Forbes Main Reef is easily visited and the adits may be explored. However, the area is full of small pits and deep shafts and can be dangerous. It is extremely important to keep to the path and to take great care when visiting the mine.
None of the other reefs and mines of the Forbes Reef area were very productive. The Waterfall Mine site was first noted in 1889, but no development took place. It was rediscovered in 1953 and the She syndicate obtained the prospecting title in 1956. Production started under license to E Wiseman in March 1962, but the original quartz vein was soon mined out. In all, during the years 1962 to 66, 4707.97 ounces of gold was mined. Welcome began to be worked in 1887 and values of 4cwt/ton were recorded. Evelyn was known prior to 1888 but no information survived. For Kenilworth, the only information is that an adit was driven, and Masons is represented by a pit 3m x 3m x 2m excavation in marshy ground next to an access road. Reefs No 18 and 20 had trenches excavated at some unknown time. At Allen Waters, there is no trace of mining.
|Main Reef||31 037.57|
|Total (oz)||35 745.54|
These mines and gold bearing reefs are part of a series ranging from the She East reef in the north to the reefs south of the Art Union Extension. There are over twenty-five areas or mines where gold was extracted in the reserve.
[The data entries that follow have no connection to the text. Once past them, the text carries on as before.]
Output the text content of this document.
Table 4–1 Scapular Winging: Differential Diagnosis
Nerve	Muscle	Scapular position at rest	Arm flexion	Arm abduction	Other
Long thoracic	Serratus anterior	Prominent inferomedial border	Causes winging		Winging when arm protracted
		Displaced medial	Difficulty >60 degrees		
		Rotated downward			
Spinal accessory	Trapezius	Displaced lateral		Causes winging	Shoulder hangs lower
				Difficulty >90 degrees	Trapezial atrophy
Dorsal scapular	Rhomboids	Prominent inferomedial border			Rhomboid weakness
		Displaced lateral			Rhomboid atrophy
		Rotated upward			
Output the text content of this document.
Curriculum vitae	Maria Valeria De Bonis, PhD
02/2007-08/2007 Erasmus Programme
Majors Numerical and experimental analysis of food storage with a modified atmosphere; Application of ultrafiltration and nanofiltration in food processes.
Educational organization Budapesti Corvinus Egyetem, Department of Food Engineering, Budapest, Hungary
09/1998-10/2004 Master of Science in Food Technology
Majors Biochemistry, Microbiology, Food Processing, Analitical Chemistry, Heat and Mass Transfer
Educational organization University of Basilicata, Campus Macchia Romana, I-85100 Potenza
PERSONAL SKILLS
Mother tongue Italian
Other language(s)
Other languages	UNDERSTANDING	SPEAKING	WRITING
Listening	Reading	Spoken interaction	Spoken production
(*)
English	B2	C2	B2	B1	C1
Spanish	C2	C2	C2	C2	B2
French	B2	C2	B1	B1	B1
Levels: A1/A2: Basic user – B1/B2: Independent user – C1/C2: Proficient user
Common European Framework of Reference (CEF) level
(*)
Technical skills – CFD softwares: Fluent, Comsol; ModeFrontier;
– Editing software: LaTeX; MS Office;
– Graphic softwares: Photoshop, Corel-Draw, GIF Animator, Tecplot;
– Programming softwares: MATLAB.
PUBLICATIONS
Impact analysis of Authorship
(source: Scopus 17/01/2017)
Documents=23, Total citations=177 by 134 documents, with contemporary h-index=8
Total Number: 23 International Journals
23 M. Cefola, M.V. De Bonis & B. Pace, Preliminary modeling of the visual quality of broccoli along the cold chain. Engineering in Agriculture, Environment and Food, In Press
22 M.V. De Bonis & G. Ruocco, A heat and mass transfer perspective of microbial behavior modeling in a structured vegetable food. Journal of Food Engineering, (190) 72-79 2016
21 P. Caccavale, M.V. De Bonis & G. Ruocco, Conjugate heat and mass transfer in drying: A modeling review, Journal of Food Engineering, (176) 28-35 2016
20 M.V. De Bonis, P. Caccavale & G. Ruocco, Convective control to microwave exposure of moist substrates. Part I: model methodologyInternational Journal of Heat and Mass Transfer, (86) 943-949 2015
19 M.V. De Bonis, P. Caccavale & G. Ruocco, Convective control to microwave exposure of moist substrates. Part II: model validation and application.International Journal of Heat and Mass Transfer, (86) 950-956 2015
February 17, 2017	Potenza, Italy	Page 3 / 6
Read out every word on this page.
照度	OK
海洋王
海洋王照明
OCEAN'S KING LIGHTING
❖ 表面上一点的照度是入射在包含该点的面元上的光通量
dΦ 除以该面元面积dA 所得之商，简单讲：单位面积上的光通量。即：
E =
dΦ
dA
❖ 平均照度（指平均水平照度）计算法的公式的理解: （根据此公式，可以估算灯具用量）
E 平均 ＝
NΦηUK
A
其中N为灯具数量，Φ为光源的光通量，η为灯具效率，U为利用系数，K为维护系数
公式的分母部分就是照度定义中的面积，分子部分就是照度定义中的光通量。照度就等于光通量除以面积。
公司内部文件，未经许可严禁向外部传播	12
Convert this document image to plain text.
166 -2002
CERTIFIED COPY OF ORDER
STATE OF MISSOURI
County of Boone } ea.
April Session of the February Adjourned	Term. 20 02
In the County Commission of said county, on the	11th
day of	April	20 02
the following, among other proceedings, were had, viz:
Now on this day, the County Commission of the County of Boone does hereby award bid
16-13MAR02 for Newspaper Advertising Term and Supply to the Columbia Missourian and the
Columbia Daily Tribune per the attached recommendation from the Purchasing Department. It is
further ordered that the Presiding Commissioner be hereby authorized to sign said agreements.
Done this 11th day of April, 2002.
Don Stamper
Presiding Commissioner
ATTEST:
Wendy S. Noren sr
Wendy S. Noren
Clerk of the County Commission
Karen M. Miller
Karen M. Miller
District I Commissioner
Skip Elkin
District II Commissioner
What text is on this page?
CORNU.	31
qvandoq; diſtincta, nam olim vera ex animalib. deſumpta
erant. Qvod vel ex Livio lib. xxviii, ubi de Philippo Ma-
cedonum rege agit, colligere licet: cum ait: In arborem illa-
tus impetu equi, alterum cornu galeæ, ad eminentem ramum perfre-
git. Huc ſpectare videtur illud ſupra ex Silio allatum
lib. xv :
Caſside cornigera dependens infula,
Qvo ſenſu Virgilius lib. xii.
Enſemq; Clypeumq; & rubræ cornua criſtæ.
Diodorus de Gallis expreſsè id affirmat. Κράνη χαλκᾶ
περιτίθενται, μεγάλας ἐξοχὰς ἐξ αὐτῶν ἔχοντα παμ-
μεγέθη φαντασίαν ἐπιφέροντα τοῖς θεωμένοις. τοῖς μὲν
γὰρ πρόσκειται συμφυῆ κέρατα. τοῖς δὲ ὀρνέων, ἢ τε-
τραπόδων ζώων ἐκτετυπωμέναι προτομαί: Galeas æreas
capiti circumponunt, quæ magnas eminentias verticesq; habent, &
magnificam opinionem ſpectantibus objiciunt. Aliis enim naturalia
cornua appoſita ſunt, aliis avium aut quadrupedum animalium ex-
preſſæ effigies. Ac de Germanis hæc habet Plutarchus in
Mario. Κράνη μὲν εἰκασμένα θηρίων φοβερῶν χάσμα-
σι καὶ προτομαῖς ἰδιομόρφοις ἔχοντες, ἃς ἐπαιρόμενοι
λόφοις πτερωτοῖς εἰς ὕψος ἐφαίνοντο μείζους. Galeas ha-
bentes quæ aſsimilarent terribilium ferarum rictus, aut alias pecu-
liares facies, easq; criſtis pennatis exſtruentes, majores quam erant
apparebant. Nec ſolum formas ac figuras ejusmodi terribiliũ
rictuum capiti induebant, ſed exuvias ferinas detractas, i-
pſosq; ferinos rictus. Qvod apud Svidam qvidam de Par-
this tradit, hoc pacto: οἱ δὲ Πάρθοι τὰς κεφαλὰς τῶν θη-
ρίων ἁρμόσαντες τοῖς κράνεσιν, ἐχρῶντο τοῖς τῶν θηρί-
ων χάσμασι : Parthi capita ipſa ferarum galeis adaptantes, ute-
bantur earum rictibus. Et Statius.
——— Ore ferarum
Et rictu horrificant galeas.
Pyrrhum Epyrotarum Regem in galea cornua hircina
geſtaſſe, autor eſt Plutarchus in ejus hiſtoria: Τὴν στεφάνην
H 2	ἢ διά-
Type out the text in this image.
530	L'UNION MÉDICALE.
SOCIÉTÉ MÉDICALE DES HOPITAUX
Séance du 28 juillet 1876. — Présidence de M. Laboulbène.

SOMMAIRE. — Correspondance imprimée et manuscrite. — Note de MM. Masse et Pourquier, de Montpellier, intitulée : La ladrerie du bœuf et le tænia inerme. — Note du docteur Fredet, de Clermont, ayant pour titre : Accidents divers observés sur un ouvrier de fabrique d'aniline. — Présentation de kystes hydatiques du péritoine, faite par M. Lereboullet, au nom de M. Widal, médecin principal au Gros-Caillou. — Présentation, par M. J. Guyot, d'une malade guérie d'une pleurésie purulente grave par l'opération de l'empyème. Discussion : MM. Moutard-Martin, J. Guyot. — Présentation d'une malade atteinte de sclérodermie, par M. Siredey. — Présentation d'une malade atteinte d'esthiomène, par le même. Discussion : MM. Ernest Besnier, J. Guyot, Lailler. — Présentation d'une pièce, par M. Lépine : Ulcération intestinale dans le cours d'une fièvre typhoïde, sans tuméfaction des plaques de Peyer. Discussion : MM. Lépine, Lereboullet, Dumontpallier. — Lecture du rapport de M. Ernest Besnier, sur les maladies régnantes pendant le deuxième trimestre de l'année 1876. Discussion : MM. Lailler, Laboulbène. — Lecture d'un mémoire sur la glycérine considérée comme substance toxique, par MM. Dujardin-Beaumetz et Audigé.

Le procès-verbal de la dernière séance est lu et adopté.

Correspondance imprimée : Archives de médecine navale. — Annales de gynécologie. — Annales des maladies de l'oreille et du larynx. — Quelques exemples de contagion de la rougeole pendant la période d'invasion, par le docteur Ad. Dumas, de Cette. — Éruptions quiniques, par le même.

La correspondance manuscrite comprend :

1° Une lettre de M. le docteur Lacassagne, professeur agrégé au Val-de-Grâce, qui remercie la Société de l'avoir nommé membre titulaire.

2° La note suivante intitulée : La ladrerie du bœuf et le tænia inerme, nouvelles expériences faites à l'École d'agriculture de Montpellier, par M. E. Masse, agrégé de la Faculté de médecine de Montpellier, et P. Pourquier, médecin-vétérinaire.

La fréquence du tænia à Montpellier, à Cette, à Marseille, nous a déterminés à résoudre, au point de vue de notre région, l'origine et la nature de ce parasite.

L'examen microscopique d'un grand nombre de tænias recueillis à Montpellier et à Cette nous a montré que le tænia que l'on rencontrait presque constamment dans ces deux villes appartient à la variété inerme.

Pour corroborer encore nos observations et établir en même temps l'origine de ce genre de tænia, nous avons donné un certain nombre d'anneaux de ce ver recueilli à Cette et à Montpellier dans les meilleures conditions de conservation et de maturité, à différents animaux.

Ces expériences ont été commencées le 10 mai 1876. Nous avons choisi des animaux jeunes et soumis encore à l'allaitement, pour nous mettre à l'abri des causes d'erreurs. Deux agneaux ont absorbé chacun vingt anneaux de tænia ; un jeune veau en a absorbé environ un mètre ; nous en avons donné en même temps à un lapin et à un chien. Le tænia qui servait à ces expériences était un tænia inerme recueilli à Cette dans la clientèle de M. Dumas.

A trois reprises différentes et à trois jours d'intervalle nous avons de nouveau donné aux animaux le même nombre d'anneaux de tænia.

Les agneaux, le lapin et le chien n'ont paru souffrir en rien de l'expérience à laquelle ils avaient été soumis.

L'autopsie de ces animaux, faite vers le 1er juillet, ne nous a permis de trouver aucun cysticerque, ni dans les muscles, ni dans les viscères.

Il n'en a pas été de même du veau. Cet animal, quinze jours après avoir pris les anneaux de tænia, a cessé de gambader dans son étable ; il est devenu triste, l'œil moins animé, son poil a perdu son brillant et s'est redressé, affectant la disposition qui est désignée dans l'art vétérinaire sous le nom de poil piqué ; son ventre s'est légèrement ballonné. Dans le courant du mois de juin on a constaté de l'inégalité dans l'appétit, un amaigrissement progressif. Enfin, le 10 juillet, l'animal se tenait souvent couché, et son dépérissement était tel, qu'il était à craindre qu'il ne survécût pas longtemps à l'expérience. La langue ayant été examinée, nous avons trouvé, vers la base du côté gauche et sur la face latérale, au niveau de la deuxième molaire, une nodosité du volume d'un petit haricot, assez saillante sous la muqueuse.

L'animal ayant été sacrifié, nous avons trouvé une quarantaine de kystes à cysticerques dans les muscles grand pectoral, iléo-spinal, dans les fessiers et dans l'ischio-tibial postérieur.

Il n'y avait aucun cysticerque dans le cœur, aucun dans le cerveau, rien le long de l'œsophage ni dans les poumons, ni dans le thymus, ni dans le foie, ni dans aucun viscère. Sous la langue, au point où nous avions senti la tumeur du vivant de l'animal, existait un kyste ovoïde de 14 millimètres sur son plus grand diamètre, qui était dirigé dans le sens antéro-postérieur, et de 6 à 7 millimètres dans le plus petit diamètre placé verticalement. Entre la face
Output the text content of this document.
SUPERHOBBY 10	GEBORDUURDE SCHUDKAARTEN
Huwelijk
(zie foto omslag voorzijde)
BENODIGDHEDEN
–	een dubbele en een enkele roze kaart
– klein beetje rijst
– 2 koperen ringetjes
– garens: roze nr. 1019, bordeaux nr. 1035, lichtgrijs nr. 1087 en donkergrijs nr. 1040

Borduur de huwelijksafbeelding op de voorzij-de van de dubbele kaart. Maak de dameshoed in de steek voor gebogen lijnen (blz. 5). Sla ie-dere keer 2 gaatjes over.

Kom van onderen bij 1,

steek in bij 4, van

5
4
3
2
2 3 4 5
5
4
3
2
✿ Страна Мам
Avalanche mine is the second most productive body in the area. The surface reef was discovered by W Elkington in1887, the mine has had a very chequered history. Milling began at Avalanche in 1894 although the collapse of the main shaft the same year halted production. The Commission's inspection of 1904 and 1905 of virtually all the known gold reefs concluded that Avalanche, along with Main Reef, were localities where work should be concentrated. In 1907, the mine was signed over to Thomas Andrews, who put his son Ernest in charge of operations. The terrible storm of 1909 had drastic consequences for the mine when the collapse of the quarry stopped development.
Between the years 1888 to 1910, 11 188.10 ounces of gold were recorded from Avalanche.
None of the other small mines in this area produced much gold, although several were worked until the 1960's.
In 1911, Allister Miller began a programme of surface and underground prospecting around Ivanhoe mine, but capital ran out and work stopped in 1913. Windermere (renamed Rosehill and later Thompsons) was also worked a little, firstly by Andrews and later in the 1930's. The scars from both these mines can still clearly be seen on the hills due west of the main tourist office. Records also exist for sporadic mining at Hazelmere, Waverley, Art Union, Primrose, Oban, Rajah and She Mine which was the last to be worked within Malolotja. It is possible to visit the She Mine surface trenches, however it is very unstable and must not be entered. In 1960 E Wiseman obtained a mining permit and he worked it under the company name of RhoSwazi until 1966. No records exist of any gold production from She East, Jim's Luck, No 32, Buckingham, Jasper, Iron or Gumtree.